When Patrick Cubbage won back his job as a military honor guard at a New Jersey cemetery after being fired last year for saying the words “God Bless,” he had renewed faith in his freedom of speech and religion, but that quickly changed.
"It's freedom from religion, not freedom of religion,” said Cubbage, a former Philadelphia police officer.
He returned to work at the Brig. Gen. William C. Doyle Veterans' Memorial Cemetery (search) in North Hanover, N.J., earlier this month, but the Vietnam vet says New Jersey’s Department of Veteran Affairs (search) went back on its word, telling him he still can’t say “God Bless” while presenting the flag to veteran’s families at funeral services — even at a cemetery that has countless references to God and various religions eternally etched in stone.
Cubbage, 54, says most all funeral services at the cemetery include either a member of the clergy or at least some religious reference and he would never invoke the word God if a family member objected. But in the 500 funerals he's been a part of that's never happened.
"Where's the dignity for the veterans and the respect for their families at this flag presentation?” Cubbage asked. “Not only that — how about the courtesy to our own country to say God bless the United States of America? I mean, what's so hard about that?"
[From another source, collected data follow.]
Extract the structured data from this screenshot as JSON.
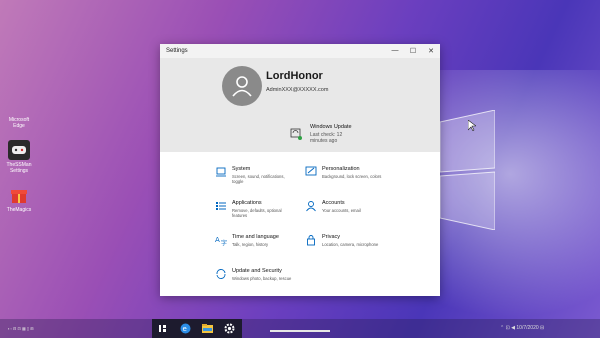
{
  "desktop": {
    "icons": [
      {
        "label": "Microsoft Edge",
        "icon": "edge-icon"
      },
      {
        "label": "TheSSMan Settings",
        "icon": "gamepad-icon"
      },
      {
        "label": "TheMagics",
        "icon": "gift-icon"
      }
    ]
  },
  "settings_window": {
    "title": "Settings",
    "controls": {
      "minimize": "—",
      "maximize": "☐",
      "close": "✕"
    },
    "profile": {
      "username": "LordHonor",
      "email": "AdminXXX@XXXXX.com"
    },
    "windows_update": {
      "title": "Windows Update",
      "subtitle": "Last check: 12 minutes ago"
    },
    "categories": [
      {
        "title": "System",
        "desc": "Screen, sound, notifications, toggle",
        "icon": "laptop-icon"
      },
      {
        "title": "Personalization",
        "desc": "Background, lock screen, colors",
        "icon": "brush-icon"
      },
      {
        "title": "Applications",
        "desc": "Remove, defaults, optional features",
        "icon": "apps-list-icon"
      },
      {
        "title": "Accounts",
        "desc": "Your accounts, email",
        "icon": "person-icon"
      },
      {
        "title": "Time and language",
        "desc": "Talk, region, history",
        "icon": "time-language-icon"
      },
      {
        "title": "Privacy",
        "desc": "Location, camera, microphone",
        "icon": "lock-icon"
      },
      {
        "title": "Update and Security",
        "desc": "Windows photo, backup, rescue",
        "icon": "sync-icon"
      }
    ]
  },
  "taskbar": {
    "left_text": "▪ ▫ ⊟ ⊡ ▦ ▯ ⊞",
    "tray_text": "⌃ ⊡ ◀ 10/7/2020 ⊟"
  },
  "colors": {
    "accent": "#0067c0",
    "header_bg": "#e8e8e8",
    "taskbar": "#1d1b2e"
  }
}
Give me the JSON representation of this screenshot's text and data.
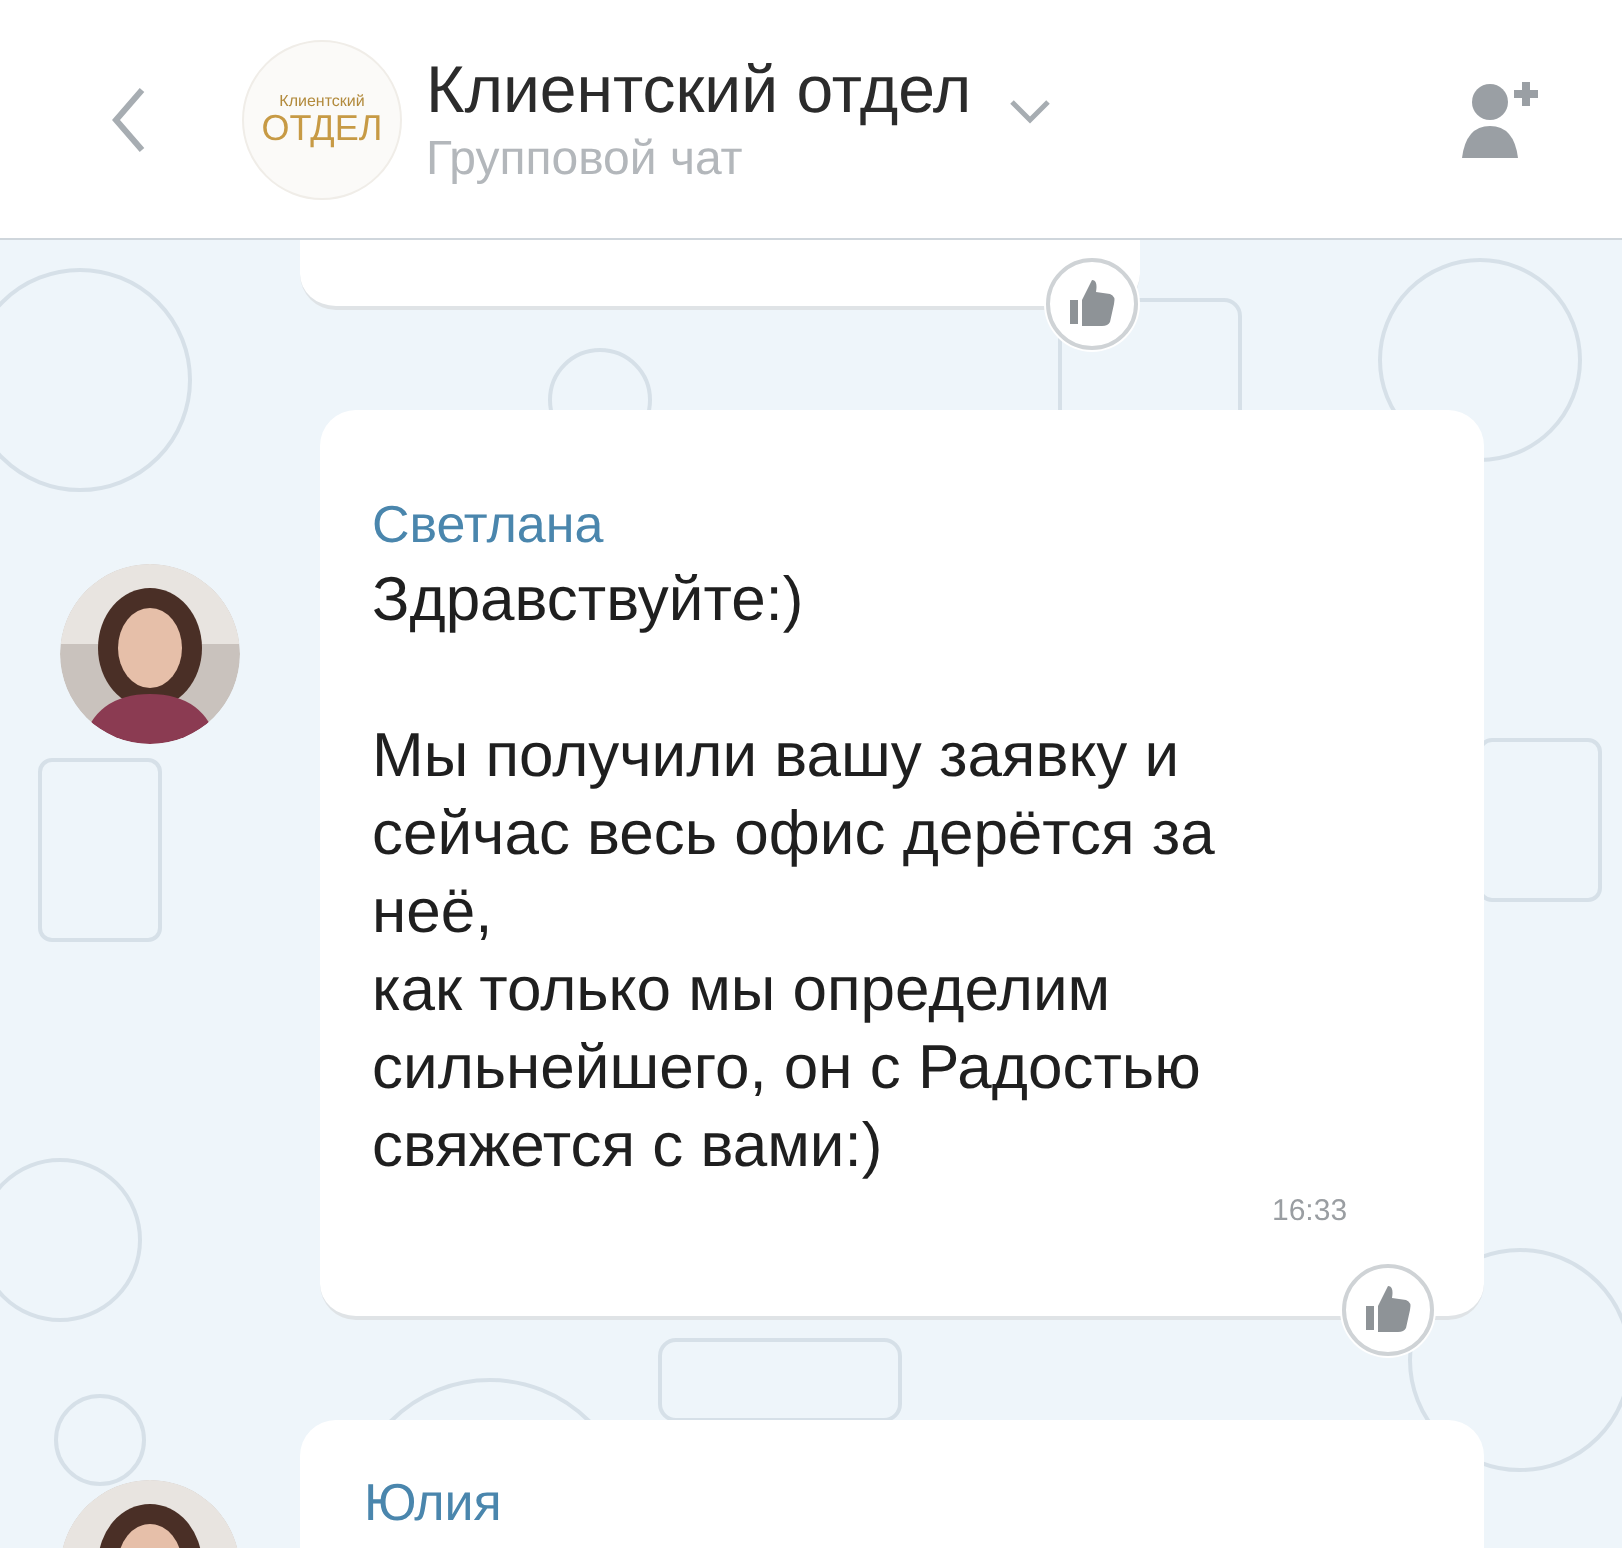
{
  "header": {
    "logo": {
      "line_1": "Клиентский",
      "line_2": "ОТДЕЛ"
    },
    "title": "Клиентский отдел",
    "subtitle": "Групповой чат"
  },
  "messages": [
    {
      "kind": "cut"
    },
    {
      "kind": "full",
      "author": "Светлана",
      "text": "Здравствуйте:)\n\nМы получили вашу заявку и\nсейчас весь офис дерётся за\nнеё,\nкак только мы определим\nсильнейшего, он с Радостью\nсвяжется с вами:)",
      "time": "16:33"
    },
    {
      "kind": "partial",
      "author": "Юлия"
    }
  ]
}
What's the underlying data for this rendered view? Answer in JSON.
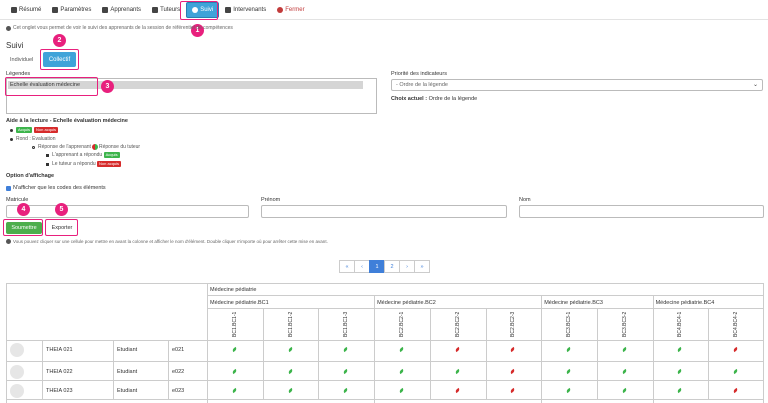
{
  "nav": {
    "tabs": [
      {
        "label": "Résumé",
        "icon": "dashboard-icon"
      },
      {
        "label": "Paramètres",
        "icon": "edit-icon"
      },
      {
        "label": "Apprenants",
        "icon": "user-icon"
      },
      {
        "label": "Tuteurs",
        "icon": "user-icon"
      },
      {
        "label": "Suivi",
        "icon": "info-icon"
      },
      {
        "label": "Intervenants",
        "icon": "user-icon"
      },
      {
        "label": "Fermer",
        "icon": "close-icon"
      }
    ],
    "active": "Suivi"
  },
  "info_text": "Cet onglet vous permet de voir le suivi des apprenants de la session de référentiel de compétences",
  "section_title": "Suivi",
  "toggle": {
    "individual_label": "Individuel",
    "collective_label": "Collectif"
  },
  "legendes": {
    "label": "Légendes",
    "selected": "Echelle évaluation médecine"
  },
  "priorite": {
    "label": "Priorité des indicateurs",
    "placeholder": "- Ordre de la légende",
    "choix_label": "Choix actuel :",
    "choix_value": "Ordre de la légende"
  },
  "aide": {
    "title": "Aide à la lecture - Echelle évaluation médecine",
    "acquis": "Acquis",
    "non_acquis": "Non acquis",
    "rond_label": "Rond : Evaluation",
    "reponse_apprenant": "Réponse de l'apprenant",
    "reponse_tuteur": "Réponse du tuteur",
    "apprenant_repondu": "L'apprenant a répondu",
    "tuteur_repondu": "Le tuteur a répondu"
  },
  "options": {
    "title": "Option d'affichage",
    "checkbox_label": "N'afficher que les codes des éléments"
  },
  "filters": {
    "matricule": "Matricule",
    "prenom": "Prénom",
    "nom": "Nom"
  },
  "buttons": {
    "submit": "Soumettre",
    "export": "Exporter"
  },
  "info_text2": "Vous pouvez cliquer sur une cellule pour mettre en avant la colonne et afficher le nom d'élément. Double cliquer n'importe où pour arrêter cette mise en avant.",
  "pagination": {
    "pages": [
      "1",
      "2"
    ],
    "current": "1"
  },
  "annotations": [
    "1",
    "2",
    "3",
    "4",
    "5"
  ],
  "table": {
    "group": "Médecine pédiatrie",
    "blocks": [
      "Médecine pédiatrie.BC1",
      "Médecine pédiatrie.BC2",
      "Médecine pédiatrie.BC3",
      "Médecine pédiatrie.BC4"
    ],
    "columns": [
      "BC1.BC1-1",
      "BC1.BC1-2",
      "BC1.BC1-3",
      "BC2.BC2-1",
      "BC2.BC2-2",
      "BC2.BC2-3",
      "BC3.BC3-1",
      "BC3.BC3-2",
      "BC4.BC4-1",
      "BC4.BC4-2"
    ],
    "rows": [
      {
        "name": "THEIA 021",
        "role": "Etudiant",
        "code": "e021",
        "marks": [
          "g",
          "g",
          "g",
          "g",
          "r",
          "r",
          "g",
          "g",
          "g",
          "r"
        ]
      },
      {
        "name": "THEIA 022",
        "role": "Etudiant",
        "code": "e022",
        "marks": [
          "g",
          "g",
          "g",
          "g",
          "g",
          "r",
          "g",
          "g",
          "g",
          "g"
        ]
      },
      {
        "name": "THEIA 023",
        "role": "Etudiant",
        "code": "e023",
        "marks": [
          "g",
          "g",
          "g",
          "g",
          "r",
          "r",
          "g",
          "g",
          "g",
          "r"
        ]
      }
    ]
  }
}
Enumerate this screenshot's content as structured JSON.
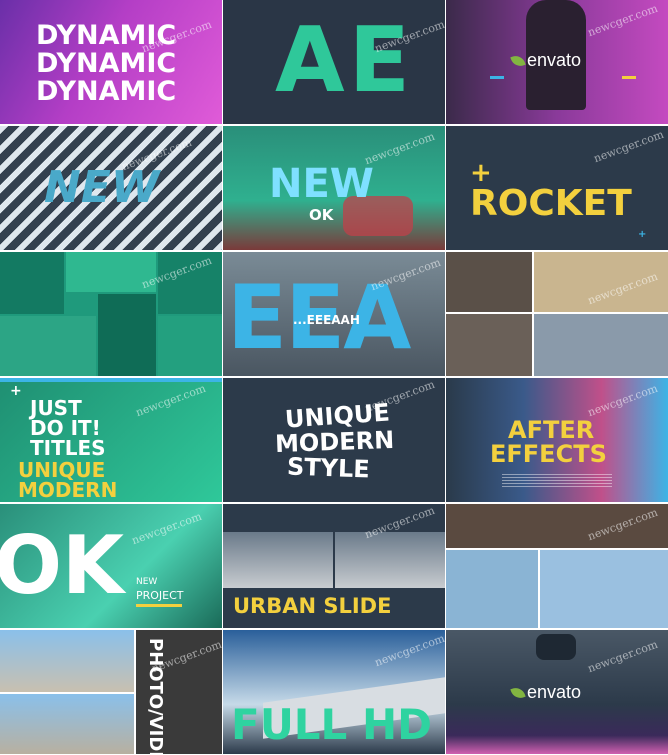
{
  "tiles": {
    "t1": {
      "lines": [
        "DYNAMIC",
        "DYNAMIC",
        "DYNAMIC"
      ]
    },
    "t2": {
      "text": "AE"
    },
    "t3": {
      "brand": "envato"
    },
    "t4": {
      "text": "NEW"
    },
    "t5": {
      "text": "NEW",
      "small": "OK"
    },
    "t6": {
      "plus": "+",
      "text": "ROCKET",
      "mark": "+"
    },
    "t8": {
      "big": "EEA",
      "small": "...EEEAAH"
    },
    "t10": {
      "plus": "+",
      "line1": "JUST",
      "line2": "DO IT!",
      "line3": "TITLES",
      "line4": "UNIQUE",
      "line5": "MODERN"
    },
    "t11": {
      "lines": [
        "UNIQUE",
        "MODERN",
        "STYLE"
      ]
    },
    "t12": {
      "line1": "AFTER",
      "line2": "EFFECTS"
    },
    "t13": {
      "big": "OK",
      "small1": "NEW",
      "small2": "PROJECT"
    },
    "t14": {
      "text": "URBAN SLIDE"
    },
    "t16": {
      "text": "PHOTO/VIDEO"
    },
    "t17": {
      "text": "FULL HD"
    },
    "t18": {
      "brand": "envato"
    }
  },
  "watermark": "newcger.com",
  "colors": {
    "teal": "#2fd3a0",
    "yellow": "#f3d03e",
    "blue": "#3cb4e6",
    "magenta": "#c63fb8",
    "navy": "#2c3a4a"
  }
}
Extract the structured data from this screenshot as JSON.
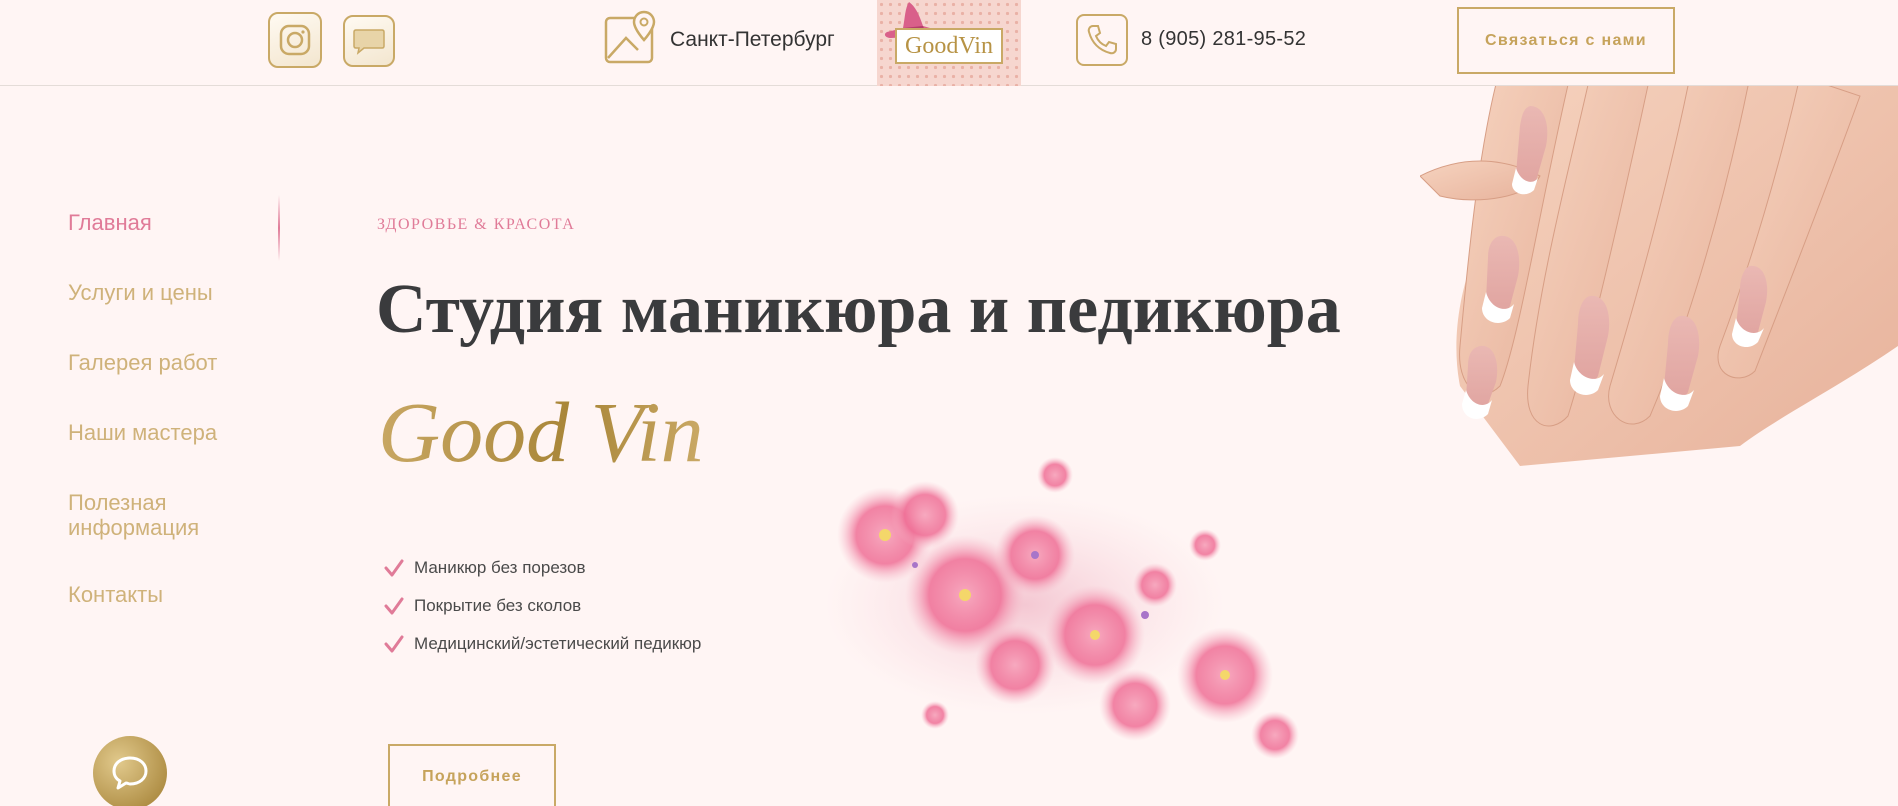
{
  "header": {
    "city": "Санкт-Петербург",
    "logo_text": "GoodVin",
    "phone": "8 (905) 281-95-52",
    "contact_button": "Связаться с нами"
  },
  "nav": {
    "items": [
      {
        "label": "Главная",
        "active": true
      },
      {
        "label": "Услуги и цены"
      },
      {
        "label": "Галерея работ"
      },
      {
        "label": "Наши мастера"
      },
      {
        "label": "Полезная информация"
      },
      {
        "label": "Контакты"
      }
    ]
  },
  "hero": {
    "eyebrow": "ЗДОРОВЬЕ & КРАСОТА",
    "title": "Студия маникюра и педикюра",
    "brand": "Good Vin",
    "features": [
      "Маникюр без порезов",
      "Покрытие без сколов",
      "Медицинский/эстетический педикюр"
    ],
    "more_button": "Подробнее"
  },
  "colors": {
    "background": "#fff5f4",
    "gold": "#c9a966",
    "pink_accent": "#e07b98",
    "title_text": "#3a3b3d"
  },
  "icons": [
    "instagram-icon",
    "message-icon",
    "map-location-icon",
    "phone-icon",
    "check-icon",
    "chat-icon"
  ]
}
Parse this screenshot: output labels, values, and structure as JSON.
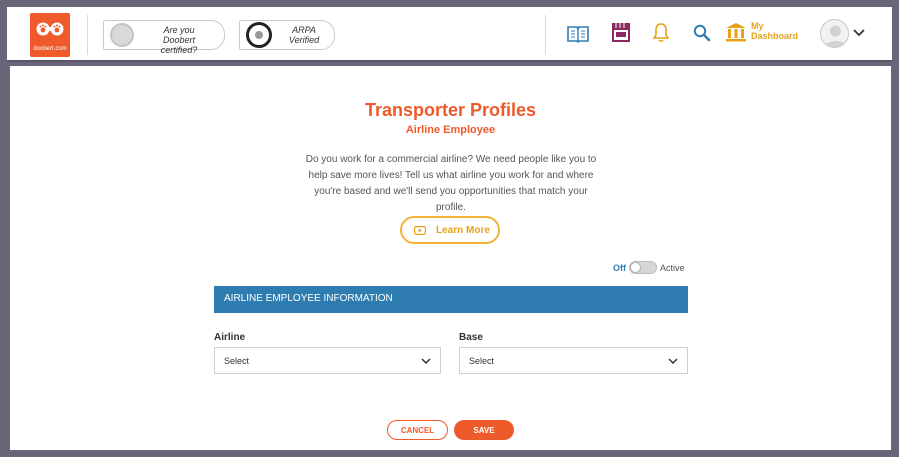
{
  "header": {
    "logo_text": "doobert.com",
    "certified_badge": "Are you\nDoobert certified?",
    "arpa_badge": "ARPA\nVerified",
    "dashboard_label_1": "My",
    "dashboard_label_2": "Dashboard",
    "icons": [
      "book-icon",
      "store-icon",
      "bell-icon",
      "search-icon",
      "bank-icon",
      "user-avatar-icon",
      "chevron-down-icon"
    ],
    "colors": {
      "brand": "#ef5a2b",
      "accent": "#e8a21a",
      "link": "#2f7db0"
    }
  },
  "main": {
    "title": "Transporter Profiles",
    "subtitle": "Airline Employee",
    "description": "Do you work for a commercial airline? We need people like you to help save more lives! Tell us what airline you work for and where you're based and we'll send you opportunities that match your profile.",
    "learn_more": "Learn More",
    "toggle_off": "Off",
    "toggle_on": "Active",
    "toggle_state": "off",
    "section_title": "AIRLINE EMPLOYEE INFORMATION",
    "airline_label": "Airline",
    "airline_value": "Select",
    "base_label": "Base",
    "base_value": "Select",
    "cancel": "CANCEL",
    "save": "SAVE"
  }
}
The retired army sergeant insists he’s just following Department of Defense protocol when he blesses the veteran’s family and country. And Fox News found that an instructional video put out by the DOD does include a reference to God, in which a soldier says, “God Bless America.”
But state military and Veterans’ Affairs officials want to leave religion up to military chaplains or civilian clergy, and said they will “offer additional prayers, words of comfort or additional religious elements.”
Cubbage’s attorney believes the state is too worried about being politically correct, and he’s now threatening a lawsuit and is taking his fight to Capitol Hill.
“We hope that we can get some legislation through Congress, which will basically solidify this in every cemetery in the country,” said John Whitehead, founder of the Rutherford Institute, a civil liberties organization that provides free legal services to people who feel their constitutional and human rights have been threatened or violated.
Cubbage said in the end he answers to a higher power and just wants to be able to use the words President Bush closes every speech with.